= Achim Lippoth =

German photographer and film director

Achim Lippoth (born 1968 in Ilshofen, West Germany) is a German photographer and film director. He is considered the most prominent photographer of children, and became known for using child models to stage scenes from everyday life.

==Biography==
Lippoth was born in Ilshofen, Germany in 1968 and lives in Cologne. In 1985–86, he studied at Byrom College Manchester in Great Britain. In from1986-92, he studied art at the University of Cologne. In 1992, he became a freelance photographer based in Germany. In 1995, he established kid’s wear Magazine. He has been a film director with the commercial film production company Markenfilm in Germany since 1998.
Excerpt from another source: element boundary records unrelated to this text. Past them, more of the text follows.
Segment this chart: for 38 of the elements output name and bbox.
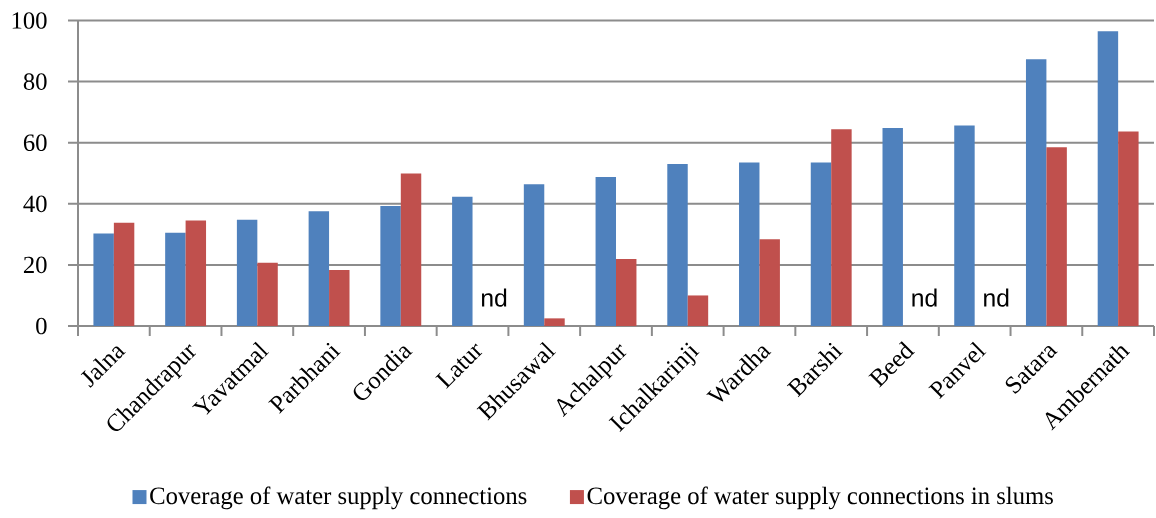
annotation: nd [984, 288, 1009, 307]
bar [616, 259, 637, 326]
bar [882, 128, 903, 326]
bar [1046, 147, 1067, 326]
bar [523, 184, 545, 326]
bar [93, 233, 114, 326]
bar [257, 262, 278, 326]
bar [400, 173, 422, 326]
bar [667, 164, 688, 326]
y-tick-label: 40 [23, 195, 47, 213]
legend-label: Coverage of water supply connections in slums [587, 486, 1053, 510]
bar [113, 222, 135, 326]
bar [1025, 59, 1047, 326]
legend-label: Coverage of water supply connections [150, 486, 527, 510]
bar [1118, 131, 1139, 326]
bar [380, 205, 401, 326]
bar [185, 220, 207, 326]
bar [452, 196, 473, 326]
annotation: nd [481, 288, 507, 307]
bar [165, 232, 186, 326]
bar [1097, 31, 1119, 326]
bar [544, 318, 565, 326]
y-tick-label: 60 [23, 134, 47, 152]
y-tick-label: 0 [36, 317, 47, 335]
bar [810, 162, 832, 326]
bar [329, 270, 350, 326]
bar [739, 162, 760, 326]
y-tick-label: 100 [12, 12, 47, 29]
y-tick-label: 20 [23, 256, 47, 274]
bar [954, 125, 975, 326]
y-tick-label: 80 [23, 73, 47, 90]
bar [759, 239, 780, 326]
bar [687, 295, 709, 326]
bar [308, 211, 330, 326]
bar [236, 219, 258, 326]
bar [595, 176, 616, 326]
annotation: nd [912, 288, 937, 307]
bar [831, 129, 852, 326]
=== Allegations of child sexual abuse ===
In May 2022, Die Zeit reported that Cologne prosecutors charged Lippoth with twelve cases of severe sexual abuse of six children, and with the possession of child pornography. He will stand trial beginning on 31 May 2022, after nine months of pre-trial detention.

The cases of alleged abuse reportedly date from 1999 to 2021. The abuse allegedly occurred during extended shooting trips, on which the children accompanied Lippoth unaccompanied, sometimes sleeping in his hotel room. According to Die Zeit, three criminal complaints against Lippoth since the 1990s were not followed up by police, and investigations only began after the fourth complaint in 2021.

== Work ==
Lippoth mainly photographed children with an innocent depiction of childhood. He represents "diverse facets of childlife: its spontaneity, camaraderie, playfulness, and of course, mischief”. Lippoth focuses on the complexities and contradictions of modern childhood. By using child models to stage scenes from everyday life, he casts normal activities with a complex sub-text, questioning the viewer's innocence and complicity.

Edelman's Gallery described Lippoth's work as “drawing heavily from art and photographic history, [he] creates images which have a haunting beauty that is both humorous and poignant, as children take center stage within his elaborate sets. The resulting imagets are arresting, using seductive colors to dramatize events, memories and emotions from our collective past”.

Lippoth's work has been published in Blackbook, New York Times Magazine, Details, Stern, Vogue Italia and Vogue Nippon. He shot, among many other works, a series of images for a campaign against child sexual abuse by the NGO Innocence in Danger.

He has also worked for advertising agencies including Abbott Mead Vickers BBDO, DDB Worldwide, Grey Worldwide, Jung von Matt, Leo Burnett Worldwide, Lowe Worldwide, Ogilvy & Mather, and others. Among his customers are such names as Audi, AOL, Lego, McDonald's, Lexus and Lufthansa.